Ce que cela a apporté pour les trente prochaines années.
Six mois après le lancement, les membres actifs hebdomadaires étaient à 78 %. Le NPS des membres s'est établi à +62, soit 58 points de plus que lors de la dernière enquête d'engagement. La commission du courtier, le frein des frais sur encours, l'exposition au bilan de l'assureur. Disparus.
Le reporting suivant d'Eleanor au conseil a duré quinze minutes. La pension était, pour la première fois en quatorze ans, une ligne sur la feuille sur laquelle le comité de direction posait des questions, et les réponses se trouvaient sur un tableau de bord, par équipe, en temps réel.

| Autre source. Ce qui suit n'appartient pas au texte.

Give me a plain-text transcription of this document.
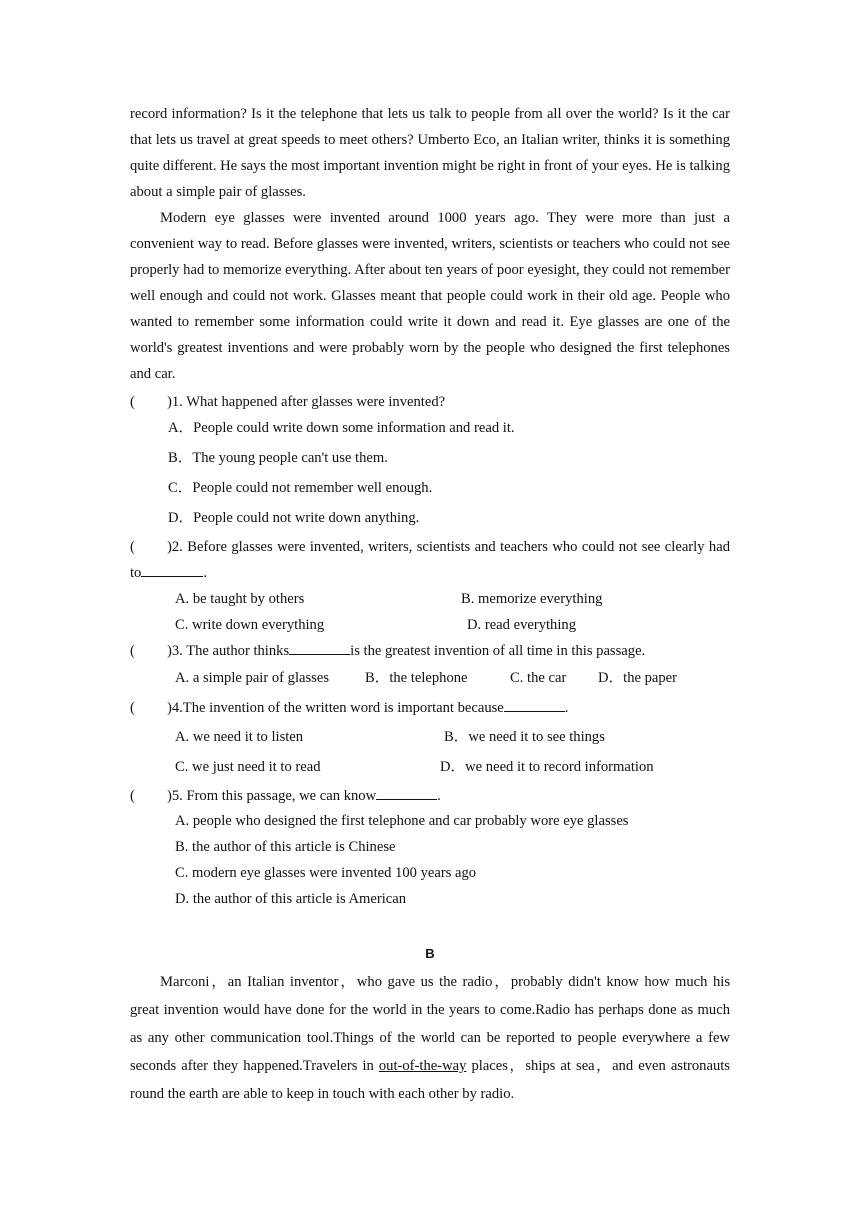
record information? Is it the telephone that lets us talk to people from all over the world? Is it the car that lets us travel at great speeds to meet others? Umberto Eco, an Italian writer, thinks it is something quite different. He says the most important invention might be right in front of your eyes. He is talking about a simple pair of glasses.

Modern eye glasses were invented around 1000 years ago. They were more than just a convenient way to read. Before glasses were invented, writers, scientists or teachers who could not see properly had to memorize everything. After about ten years of poor eyesight, they could not remember well enough and could not work. Glasses meant that people could work in their old age. People who wanted to remember some information could write it down and read it. Eye glasses are one of the world's greatest inventions and were probably worn by the people who designed the first telephones and car.

( )1. What happened after glasses were invented?

A．People could write down some information and read it.
B．The young people can't use them.
C．People could not remember well enough.
D．People could not write down anything.

( )2. Before glasses were invented, writers, scientists and teachers who could not see clearly had to	.

A. be taught by others	B. memorize everything
C. write down everything	D. read everything

( )3. The author thinks	is the greatest invention of all time in this passage.

A. a simple pair of glasses B．the telephone	C. the car D．the paper

( )4.The invention of the written word is important because	.

A. we need it to listen	B．we need it to see things
C. we just need it to read	D．we need it to record information

( )5. From this passage, we can know	.

A. people who designed the first telephone and car probably wore eye glasses
B. the author of this article is Chinese
C. modern eye glasses were invented 100 years ago
D. the author of this article is American
B

Marconi，an Italian inventor，who gave us the radio，probably didn't know how much his great invention would have done for the world in the years to come.Radio has perhaps done as much as any other communication tool.Things of the world can be reported to people everywhere a few seconds after they happened.Travelers in out-of-the-way places，ships at sea，and even astronauts round the earth are able to keep in touch with each other by radio.
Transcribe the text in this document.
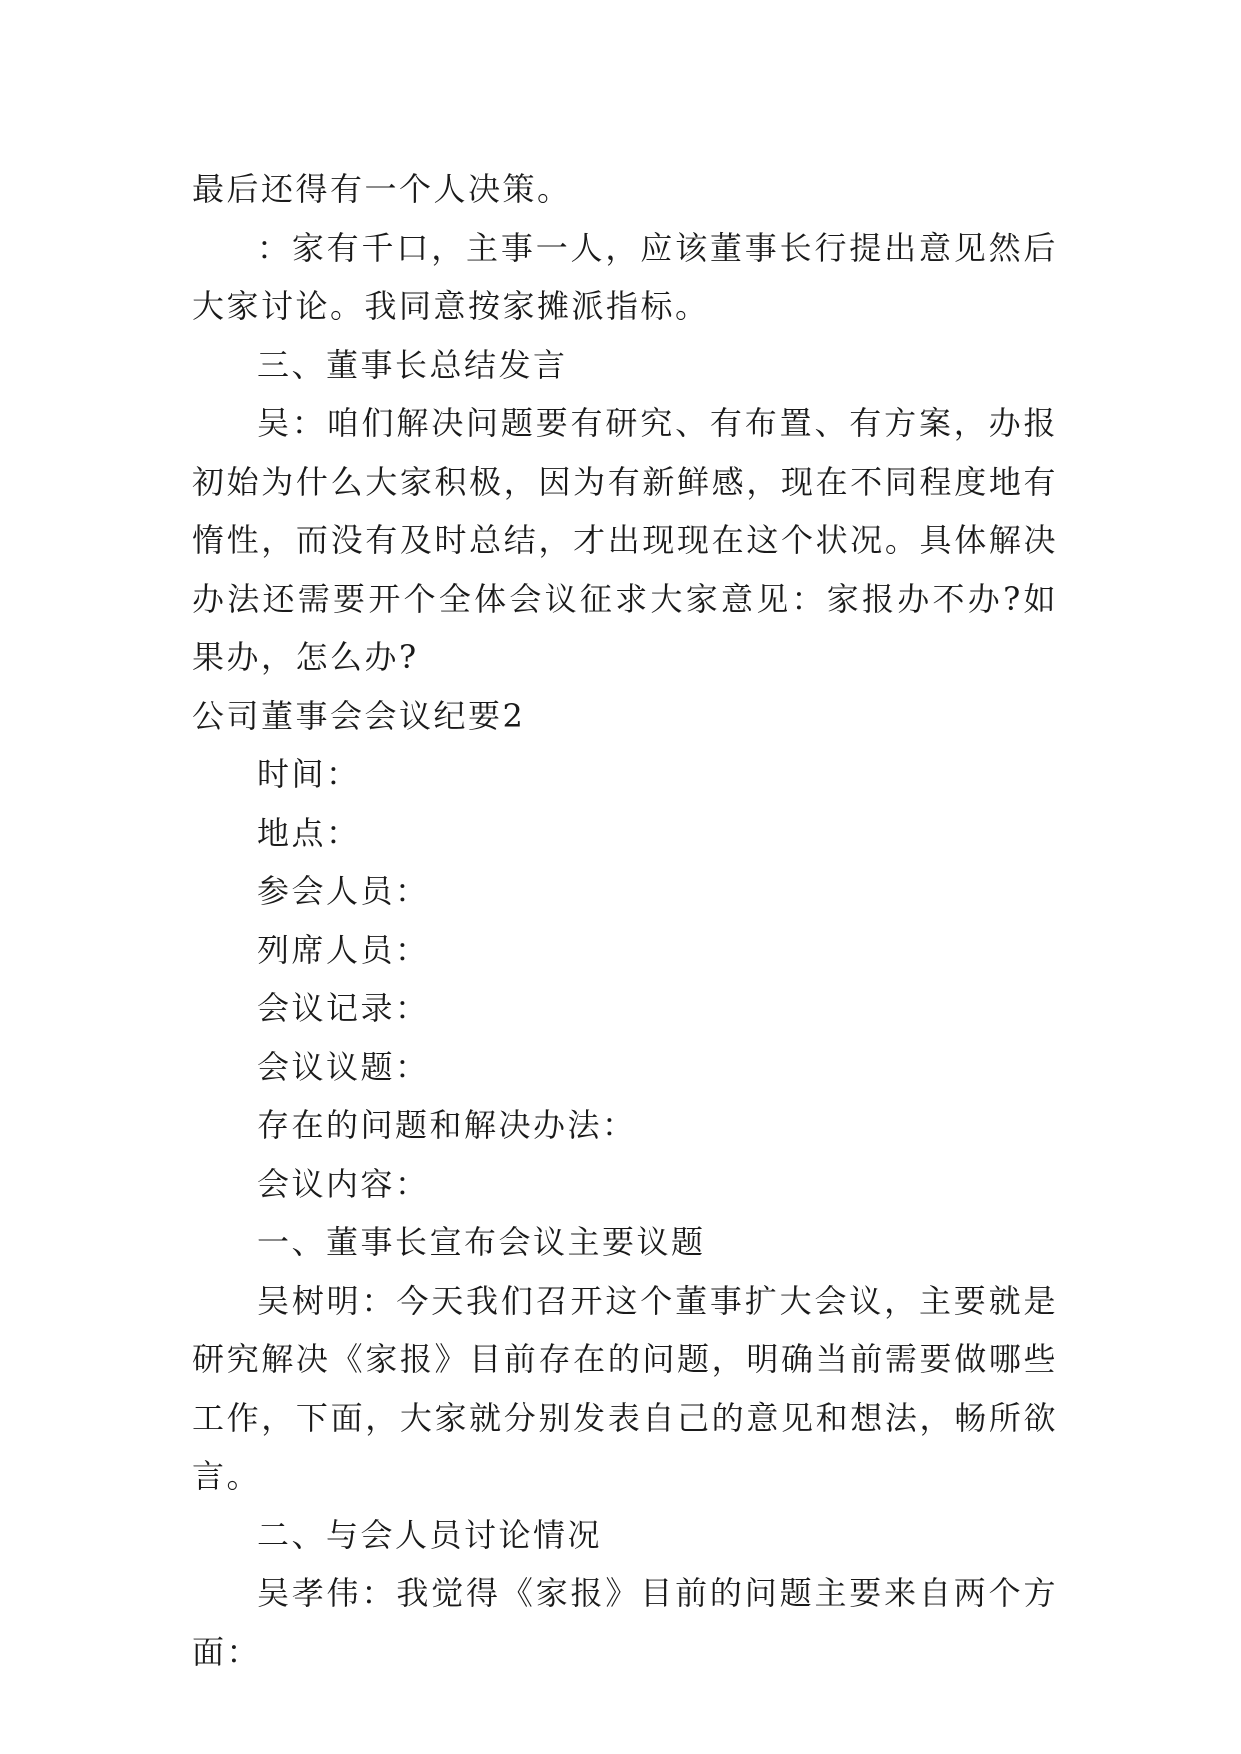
最后还得有一个人决策。

：家有千口，主事一人，应该董事长行提出意见然后大家讨论。我同意按家摊派指标。

三、董事长总结发言

吴：咱们解决问题要有研究、有布置、有方案，办报初始为什么大家积极，因为有新鲜感，现在不同程度地有惰性，而没有及时总结，才出现现在这个状况。具体解决办法还需要开个全体会议征求大家意见：家报办不办?如果办，怎么办?

公司董事会会议纪要2

时间：

地点：

参会人员：

列席人员：

会议记录：

会议议题：

存在的问题和解决办法：

会议内容：

一、董事长宣布会议主要议题

吴树明：今天我们召开这个董事扩大会议，主要就是研究解决《家报》目前存在的问题，明确当前需要做哪些工作，下面，大家就分别发表自己的意见和想法，畅所欲言。

二、与会人员讨论情况

吴孝伟：我觉得《家报》目前的问题主要来自两个方面：
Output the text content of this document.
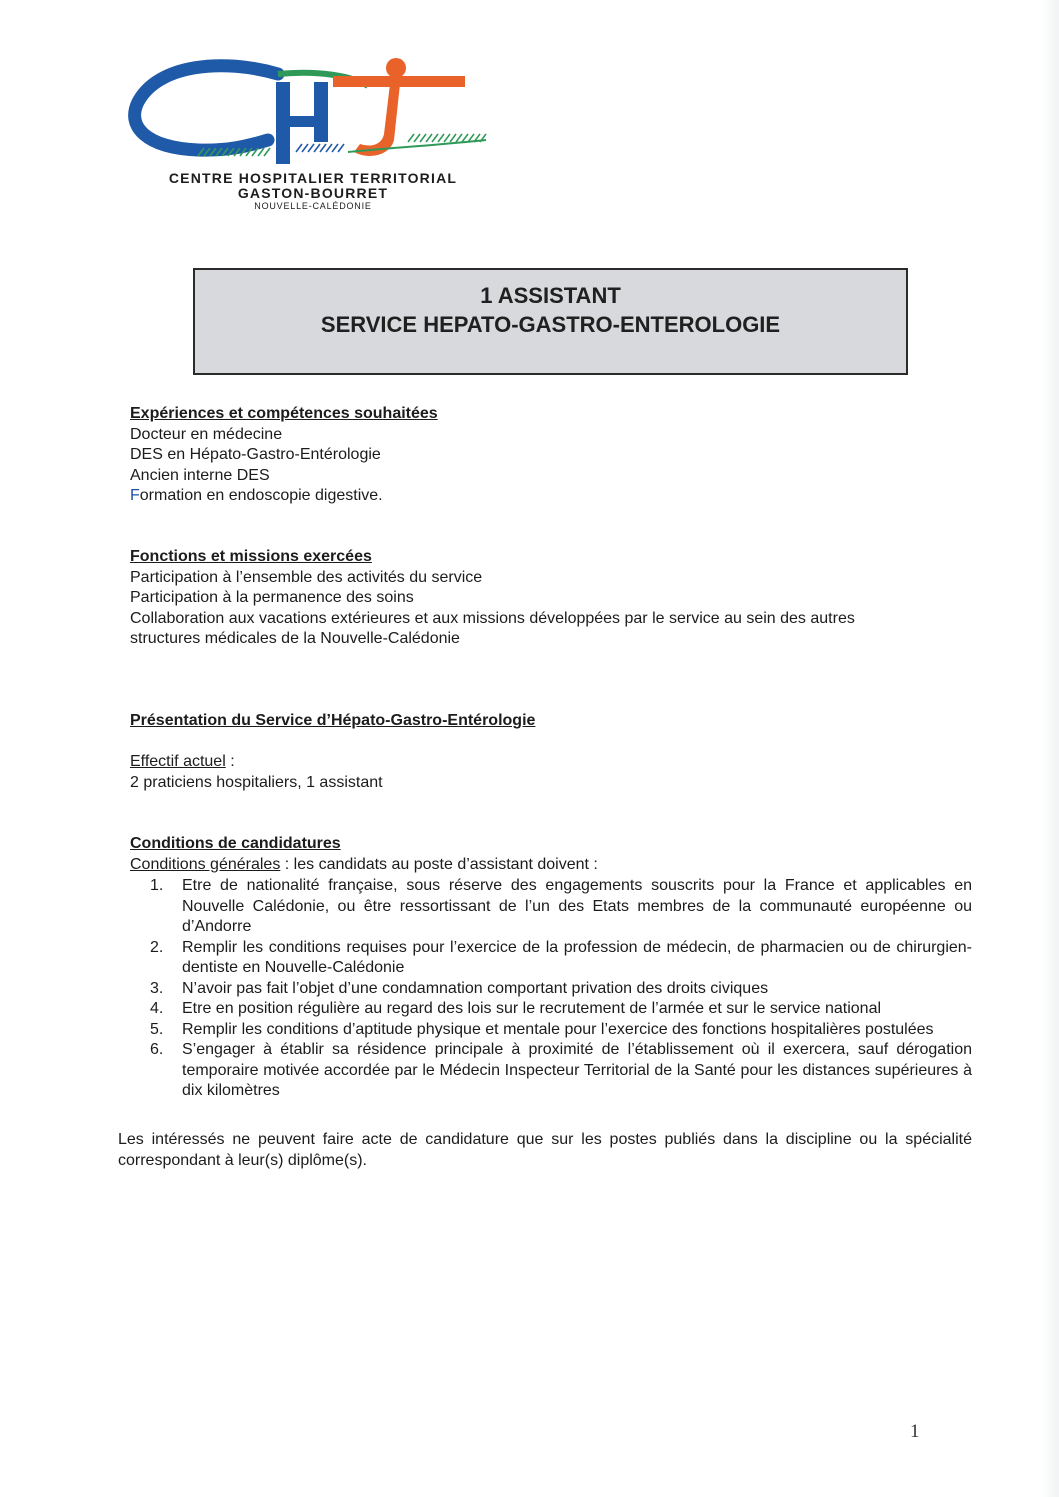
CENTRE HOSPITALIER TERRITORIAL
GASTON-BOURRET
NOUVELLE-CALÉDONIE
1 ASSISTANT
SERVICE HEPATO-GASTRO-ENTEROLOGIE
Expériences et compétences souhaitées
Docteur en médecine
DES en Hépato-Gastro-Entérologie
Ancien interne DES
Formation en endoscopie digestive.
Fonctions et missions exercées
Participation à l’ensemble des activités du service
Participation à la permanence des soins
Collaboration aux vacations extérieures et aux missions développées par le service au sein des autres
structures médicales de la Nouvelle-Calédonie
Présentation du Service d’Hépato-Gastro-Entérologie
Effectif actuel :
2 praticiens hospitaliers, 1 assistant
Conditions de candidatures
Conditions générales : les candidats au poste d’assistant doivent :
1. Etre de nationalité française, sous réserve des engagements souscrits pour la France et applicables en Nouvelle Calédonie, ou être ressortissant de l’un des Etats membres de la communauté européenne ou d’Andorre
2. Remplir les conditions requises pour l’exercice de la profession de médecin, de pharmacien ou de chirurgien-dentiste en Nouvelle-Calédonie
3. N’avoir pas fait l’objet d’une condamnation comportant privation des droits civiques
4. Etre en position régulière au regard des lois sur le recrutement de l’armée et sur le service national
5. Remplir les conditions d’aptitude physique et mentale pour l’exercice des fonctions hospitalières postulées
6. S’engager à établir sa résidence principale à proximité de l’établissement où il exercera, sauf dérogation temporaire motivée accordée par le Médecin Inspecteur Territorial de la Santé pour les distances supérieures à dix kilomètres
Les intéressés ne peuvent faire acte de candidature que sur les postes publiés dans la discipline ou la spécialité correspondant à leur(s) diplôme(s).
1
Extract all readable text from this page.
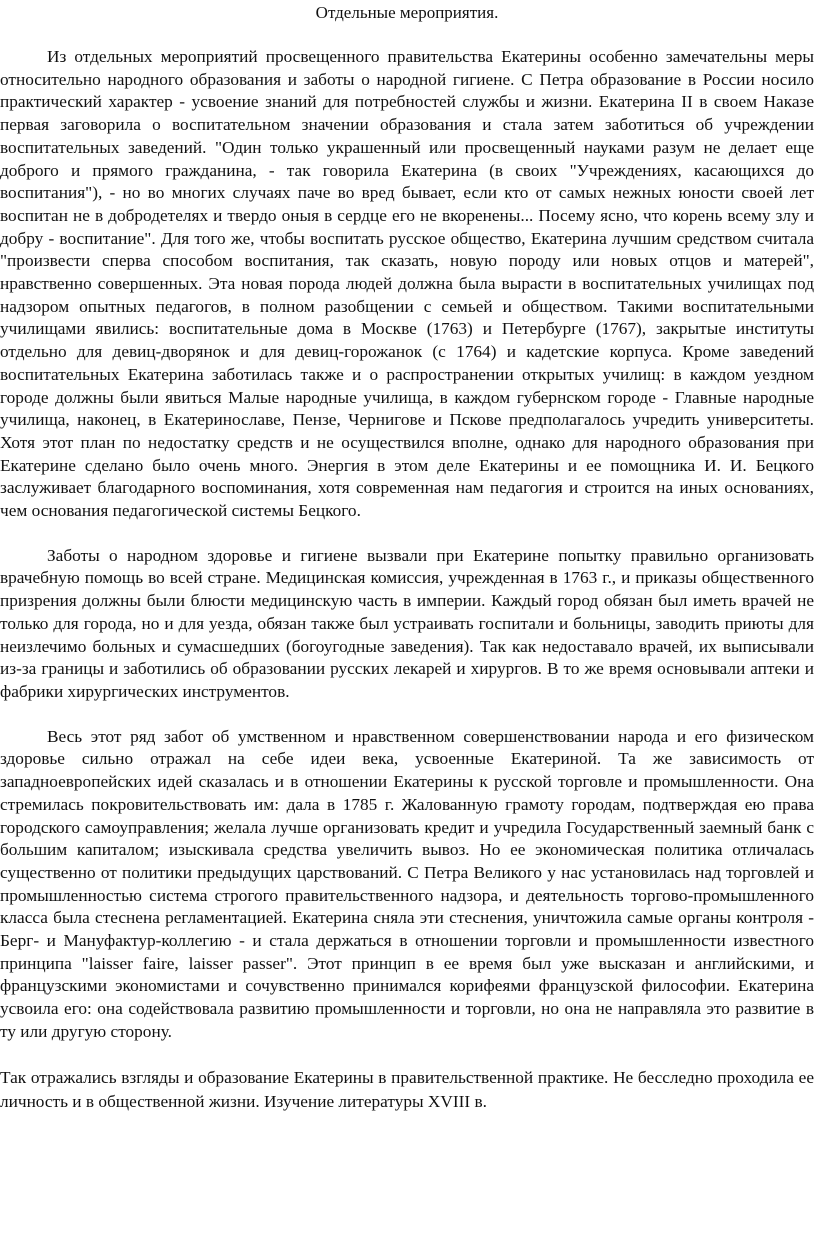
Отдельные мероприятия.

Из отдельных мероприятий просвещенного правительства Екатерины особенно замечательны меры относительно народного образования и заботы о народной гигиене. С Петра образование в России носило практический характер - усвоение знаний для потребностей службы и жизни. Екатерина II в своем Наказе первая заговорила о воспитательном значении образования и стала затем заботиться об учреждении воспитательных заведений. "Один только украшенный или просвещенный науками разум не делает еще доброго и прямого гражданина, - так говорила Екатерина (в своих "Учреждениях, касающихся до воспитания"), - но во многих случаях паче во вред бывает, если кто от самых нежных юности своей лет воспитан не в добродетелях и твердо оныя в сердце его не вкоренены... Посему ясно, что корень всему злу и добру - воспитание". Для того же, чтобы воспитать русское общество, Екатерина лучшим средством считала "произвести сперва способом воспитания, так сказать, новую породу или новых отцов и матерей", нравственно совершенных. Эта новая порода людей должна была вырасти в воспитательных училищах под надзором опытных педагогов, в полном разобщении с семьей и обществом. Такими воспитательными училищами явились: воспитательные дома в Москве (1763) и Петербурге (1767), закрытые институты отдельно для девиц-дворянок и для девиц-горожанок (с 1764) и кадетские корпуса. Кроме заведений воспитательных Екатерина заботилась также и о распространении открытых училищ: в каждом уездном городе должны были явиться Малые народные училища, в каждом губернском городе - Главные народные училища, наконец, в Екатеринославе, Пензе, Чернигове и Пскове предполагалось учредить университеты. Хотя этот план по недостатку средств и не осуществился вполне, однако для народного образования при Екатерине сделано было очень много. Энергия в этом деле Екатерины и ее помощника И. И. Бецкого заслуживает благодарного воспоминания, хотя современная нам педагогия и строится на иных основаниях, чем основания педагогической системы Бецкого.

Заботы о народном здоровье и гигиене вызвали при Екатерине попытку правильно организовать врачебную помощь во всей стране. Медицинская комиссия, учрежденная в 1763 г., и приказы общественного призрения должны были блюсти медицинскую часть в империи. Каждый город обязан был иметь врачей не только для города, но и для уезда, обязан также был устраивать госпитали и больницы, заводить приюты для неизлечимо больных и сумасшедших (богоугодные заведения). Так как недоставало врачей, их выписывали из-за границы и заботились об образовании русских лекарей и хирургов. В то же время основывали аптеки и фабрики хирургических инструментов.

Весь этот ряд забот об умственном и нравственном совершенствовании народа и его физическом здоровье сильно отражал на себе идеи века, усвоенные Екатериной. Та же зависимость от западноевропейских идей сказалась и в отношении Екатерины к русской торговле и промышленности. Она стремилась покровительствовать им: дала в 1785 г. Жалованную грамоту городам, подтверждая ею права городского самоуправления; желала лучше организовать кредит и учредила Государственный заемный банк с большим капиталом; изыскивала средства увеличить вывоз. Но ее экономическая политика отличалась существенно от политики предыдущих царствований. С Петра Великого у нас установилась над торговлей и промышленностью система строгого правительственного надзора, и деятельность торгово-промышленного класса была стеснена регламентацией. Екатерина сняла эти стеснения, уничтожила самые органы контроля - Берг- и Мануфактур-коллегию - и стала держаться в отношении торговли и промышленности известного принципа "laisser faire, laisser passer". Этот принцип в ее время был уже высказан и английскими, и французскими экономистами и сочувственно принимался корифеями французской философии. Екатерина усвоила его: она содействовала развитию промышленности и торговли, но она не направляла это развитие в ту или другую сторону.

Так отражались взгляды и образование Екатерины в правительственной практике. Не бесследно проходила ее личность и в общественной жизни. Изучение литературы XVIII в.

Ce n'est plus un « truc de pension ». C'est l'avantage avec lequel nos recruteurs ouvrent au deuxième entretien.
Projeté sur la trajectoire de cotisation de Helio, le passage de frais sur encours de 0,92 % à un forfait de 20 € par membre et par mois ajoute environ 48.200 € de capital pension supplémentaire au solde d'un ingénieur de 32 ans à 67 ans, comparé à l'ancien contrat. Multiplié sur 832 employés, c'est le genre de chiffre qui finit dans le prochain manifeste.